Rita Ann compliments the input of Bloodaxe editor Neil Astley. “He listens to me, he gave great attention to this collection and I think he produces beautiful books. I love the cover as well, it’s by Hannah Hoch. It was Neil’s wife, Pamela, who suggested it. We were looking at possible covers and she spotted that one and I absolutely loved it.”
At her Cúirt reading, Rita Ann had joked about being embarrassed that her daughters might read the ‘filthy’ Roman emperor poems. I ask if they usually read her work. “They read the funny ones,” she replies. “They have a great interest in me as a friend, they go places with me but I don’t know if they’d be spending their time reading my poems. Jennifer is a barrister and Heather is in media. They give me unconditional support, they’d never say ‘What did you say that for’ though Jennifer sometimes says ‘That doesn’t sound like you’, she might be joking but I’d always listen to that.”

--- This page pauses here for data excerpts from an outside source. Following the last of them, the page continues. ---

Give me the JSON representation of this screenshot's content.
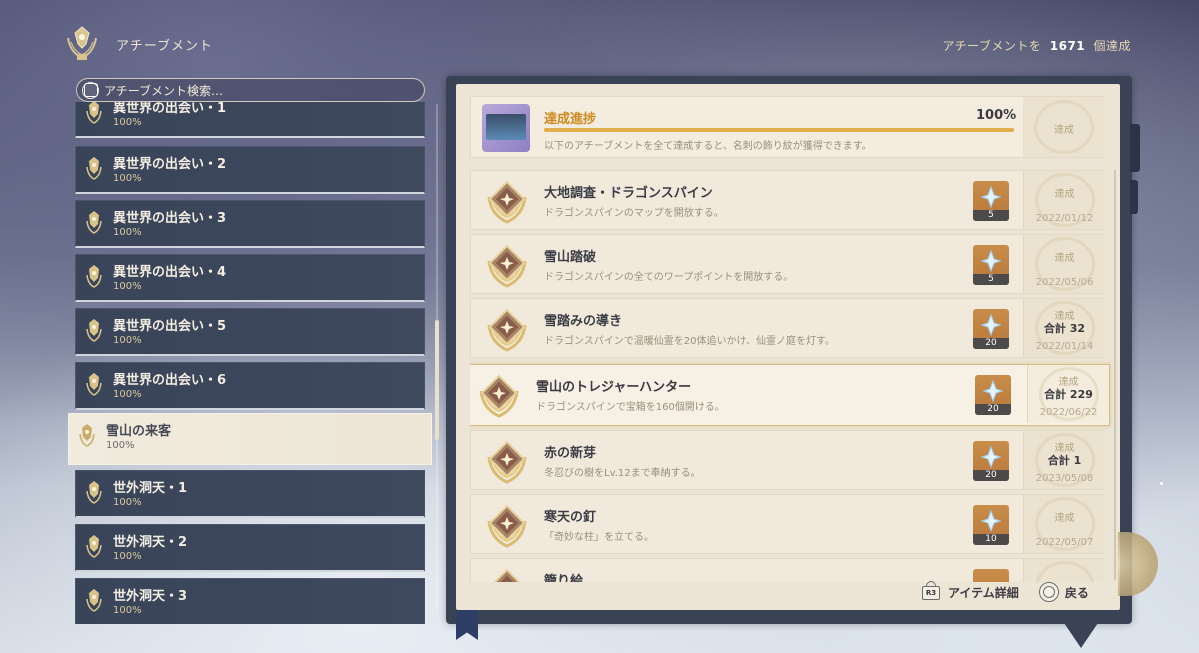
{
  "header": {
    "title": "アチーブメント",
    "count_prefix": "アチーブメントを",
    "count_value": "1671",
    "count_suffix": "個達成"
  },
  "search": {
    "placeholder": "アチーブメント検索…"
  },
  "categories": [
    {
      "name": "異世界の出会い・1",
      "percent": "100%"
    },
    {
      "name": "異世界の出会い・2",
      "percent": "100%"
    },
    {
      "name": "異世界の出会い・3",
      "percent": "100%"
    },
    {
      "name": "異世界の出会い・4",
      "percent": "100%"
    },
    {
      "name": "異世界の出会い・5",
      "percent": "100%"
    },
    {
      "name": "異世界の出会い・6",
      "percent": "100%"
    },
    {
      "name": "雪山の来客",
      "percent": "100%"
    },
    {
      "name": "世外洞天・1",
      "percent": "100%"
    },
    {
      "name": "世外洞天・2",
      "percent": "100%"
    },
    {
      "name": "世外洞天・3",
      "percent": "100%"
    }
  ],
  "progress": {
    "title": "達成進捗",
    "percent": "100%",
    "fill_fraction": 1.0,
    "description": "以下のアチーブメントを全て達成すると、名刺の飾り紋が獲得できます。",
    "status": "達成"
  },
  "achievements": [
    {
      "title": "大地調査・ドラゴンスパイン",
      "description": "ドラゴンスパインのマップを開放する。",
      "reward_qty": "5",
      "status": "達成",
      "total": "",
      "date": "2022/01/12"
    },
    {
      "title": "雪山踏破",
      "description": "ドラゴンスパインの全てのワープポイントを開放する。",
      "reward_qty": "5",
      "status": "達成",
      "total": "",
      "date": "2022/05/06"
    },
    {
      "title": "雪踏みの導き",
      "description": "ドラゴンスパインで温暖仙霊を20体追いかけ、仙霊ノ庭を灯す。",
      "reward_qty": "20",
      "status": "達成",
      "total": "合計 32",
      "date": "2022/01/14"
    },
    {
      "title": "雪山のトレジャーハンター",
      "description": "ドラゴンスパインで宝箱を160個開ける。",
      "reward_qty": "20",
      "status": "達成",
      "total": "合計 229",
      "date": "2022/06/22"
    },
    {
      "title": "赤の新芽",
      "description": "冬忍びの樹をLv.12まで奉納する。",
      "reward_qty": "20",
      "status": "達成",
      "total": "合計 1",
      "date": "2023/05/08"
    },
    {
      "title": "寒天の釘",
      "description": "「奇妙な柱」を立てる。",
      "reward_qty": "10",
      "status": "達成",
      "total": "",
      "date": "2022/05/07"
    },
    {
      "title": "籠り絵",
      "description": "",
      "reward_qty": "",
      "status": "",
      "total": "",
      "date": ""
    }
  ],
  "footer": {
    "r3_label": "R3",
    "item_details": "アイテム詳細",
    "back": "戻る"
  },
  "colors": {
    "progress_title": "#d18a1f",
    "progress_bar": "#e3ad4a",
    "category_bg": "#3a4459",
    "active_category_bg": "#f1ebde",
    "page_bg": "#ece4d4",
    "reward_bg": "#c98d4a"
  }
}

Reflecting on Tongulish as a whole, Rita Ann detects that the book represents a development in her work: “There is something happening, maybe I am reaching further. Literature and books I’ve read feature more as an inspiration. The social poems are still there though there isn’t any plan to do that when you’re putting a book together you’re just happy to get a poem and then another poem, there is no grand plan - I’m not an organised person! There are a few light poems in the book but, more than any other, I think it has more gravitas. With the book, even though I don’t move away from social poems, I move out into a wider world somehow, allowing myself to use literature as a muse, that’s a different step for me.”